David Olmeda, lead author of the paper, says, "One of the major complications in tracking melanomas has been precisely the lack of sensitivity of the standard techniques."
New mechanisms of metastasis
The paper now published in Nature details how, thanks to MetAlert, researchers have detected the mechanisms that melanomas activate very early on to create their own pathways of dissemination, in part through the lymph vessels. It has been suspected for some time that, before spreading, melanomas prepare the ground in the organs they are going to colonise. It was believed that this process involved activating the lymphatic vasculature in the tumour first and then in adjacent lymph nodes, the sentinel nodes, in order to reach more distant organs. However, removing the sentinel nodes does not prevent metastases in other organs, which indicates that something is missing in that model.
The CNIO Melanoma group has discovered what it is. Thanks to the MetAlert models, it has been possible to prove that when these tumours are aggressive, they act at a distance much earlier than previously thought, and do so without the need to resort to the proteins that were previously considered essential to activate lymphangiogenesis in the tumour. "These results indicate a change of paradigm in the study of melanoma metastasis," says Soengas.

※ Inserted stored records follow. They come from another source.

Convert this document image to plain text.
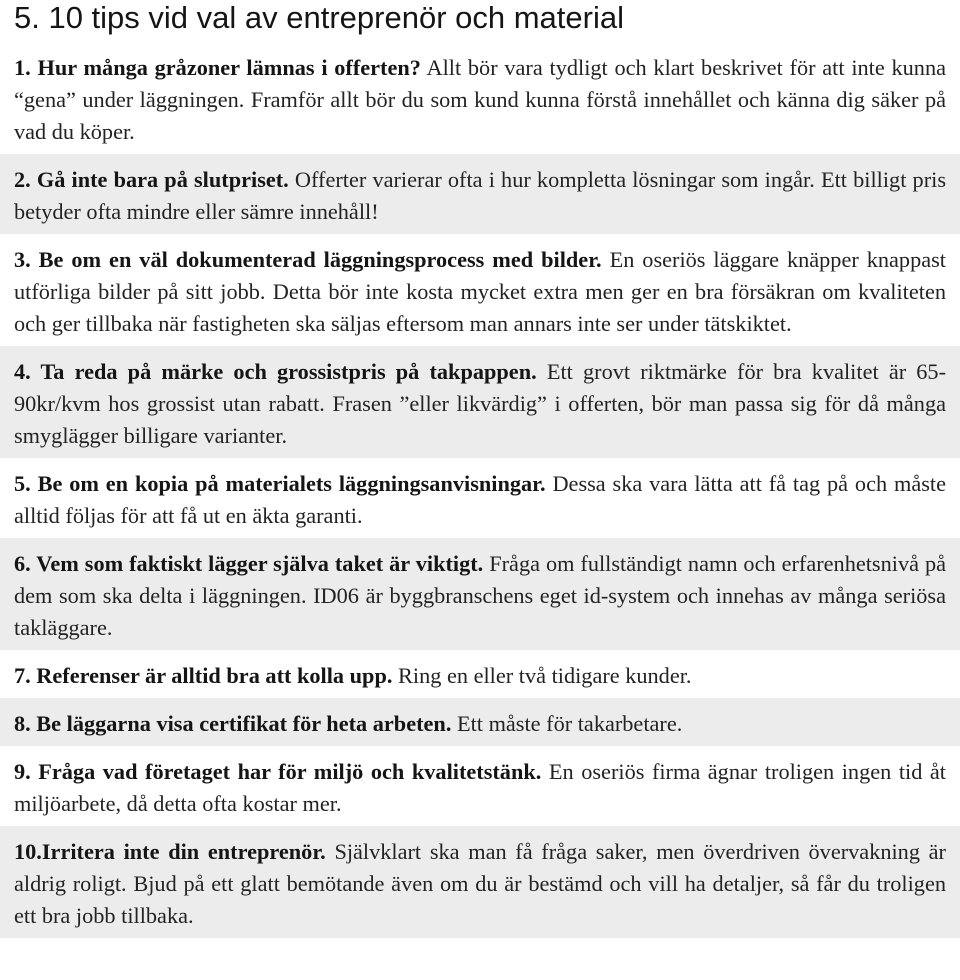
5. 10 tips vid val av entreprenör och material
1. Hur många gråzoner lämnas i offerten? Allt bör vara tydligt och klart beskrivet för att inte kunna “gena” under läggningen. Framför allt bör du som kund kunna förstå innehållet och känna dig säker på vad du köper.
2. Gå inte bara på slutpriset. Offerter varierar ofta i hur kompletta lösningar som ingår. Ett billigt pris betyder ofta mindre eller sämre innehåll!
3. Be om en väl dokumenterad läggningsprocess med bilder. En oseriös läggare knäpper knappast utförliga bilder på sitt jobb. Detta bör inte kosta mycket extra men ger en bra försäkran om kvaliteten och ger tillbaka när fastigheten ska säljas eftersom man annars inte ser under tätskiktet.
4. Ta reda på märke och grossistpris på takpappen. Ett grovt riktmärke för bra kvalitet är 65-90kr/kvm hos grossist utan rabatt. Frasen ”eller likvärdig” i offerten, bör man passa sig för då många smyglägger billigare varianter.
5. Be om en kopia på materialets läggningsanvisningar. Dessa ska vara lätta att få tag på och måste alltid följas för att få ut en äkta garanti.
6. Vem som faktiskt lägger själva taket är viktigt. Fråga om fullständigt namn och erfarenhetsnivå på dem som ska delta i läggningen. ID06 är byggbranschens eget id-system och innehas av många seriösa takläggare.
7. Referenser är alltid bra att kolla upp. Ring en eller två tidigare kunder.
8. Be läggarna visa certifikat för heta arbeten. Ett måste för takarbetare.
9. Fråga vad företaget har för miljö och kvalitetstänk. En oseriös firma ägnar troligen ingen tid åt miljöarbete, då detta ofta kostar mer.
10.Irritera inte din entreprenör. Självklart ska man få fråga saker, men överdriven övervakning är aldrig roligt. Bjud på ett glatt bemötande även om du är bestämd och vill ha detaljer, så får du troligen ett bra jobb tillbaka.
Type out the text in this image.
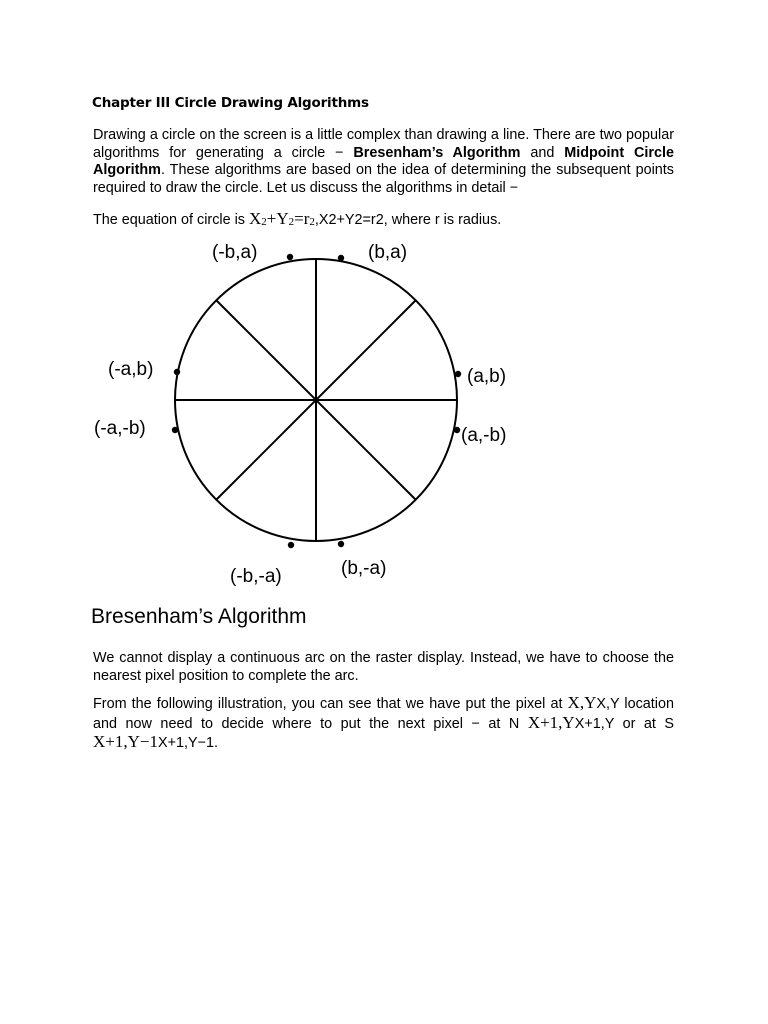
Chapter III Circle Drawing Algorithms

Drawing a circle on the screen is a little complex than drawing a line. There are two popular algorithms for generating a circle − Bresenham’s Algorithm and Midpoint Circle Algorithm. These algorithms are based on the idea of determining the subsequent points required to draw the circle. Let us discuss the algorithms in detail −

The equation of circle is $X_2+Y_2=r_2,X2+Y2=r2$, where r is radius.

(-b,a)	(b,a)
(-a,b)	(a,b)
(-a,-b)	(a,-b)
(-b,-a)	(b,-a)
Bresenham’s Algorithm

We cannot display a continuous arc on the raster display. Instead, we have to choose the nearest pixel position to complete the arc.

From the following illustration, you can see that we have put the pixel at X,YX,Y location and now need to decide where to put the next pixel − at N X+1,YX+1,Y or at S X+1,Y−1X+1,Y−1.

As a result of their observations, the group decided to get a complete map of the proteins secreted by aggressive and non-aggressive melanomas. The results were instantly clear: "We found many proteins that are secreted specifically by melanomas that act at a distance, but in this paper, we focused on one in particular, MIDKINE, because it was new and could represent an alternative therapeutic target," explains Olmeda.
Midkine: A key to melanoma metastasis and a marker of aggressiveness
Once again, using the MetAlert mice, the CNIO Melanoma group has shown that MIDKINE plays an essential role in metastasis, to the point that its activation determines the tumour's ability to spread through the body. In addition, they have described an entire set of signals that mediate this process. To this end, CNIO's Melanoma group created MetAlert avatar mice that integrate human tumour samples on their skin. They also generated other MetAlert variants that reproduce mutations that are characteristic of melanomas in humans. The project also included highly sophisticated in vivo microscopy studies carried out in collaboration with the Mount Sinai Icahn School of Medicine in New York.
Following the studies conducted on mouse models, the researchers demonstrated how important MIDKINE would be in patients with melanoma. In collaboration with dermatology and pathology experts, they analysed the expression of MIDKINE in benign lesions (moles) and in melanomas at different stages of development. This experiment demonstrated that patients with high levels of MIDKINE in their lymph nodes have a worse prognosis; a finding that will lead to the use of MIDKINE as a potential biomarker of aggressiveness.
The paper has further implications, because when MIDKINE is inhibited, metastasis is also blocked as the team discovered in animal models.
"In MIDKINE, we have found a possible strategy that merits consideration for drug development," says Soengas. "MIDKINE is not the only target, of course, but as melanoma is one of the cancers with the highest number of mutations described, finding a protein that can serve to block metastasis is an important step."
The researchers predict that the discovery of MIDKINE is only the beginning. "These metastasis-visualisation techniques are opening up new avenues of research regarding new tumour mechanisms and other preclinical studies," say Soengas, Ortega, and Olmeda, "and they are very useful because they can be adapted to various types of cancer, not only to melanoma."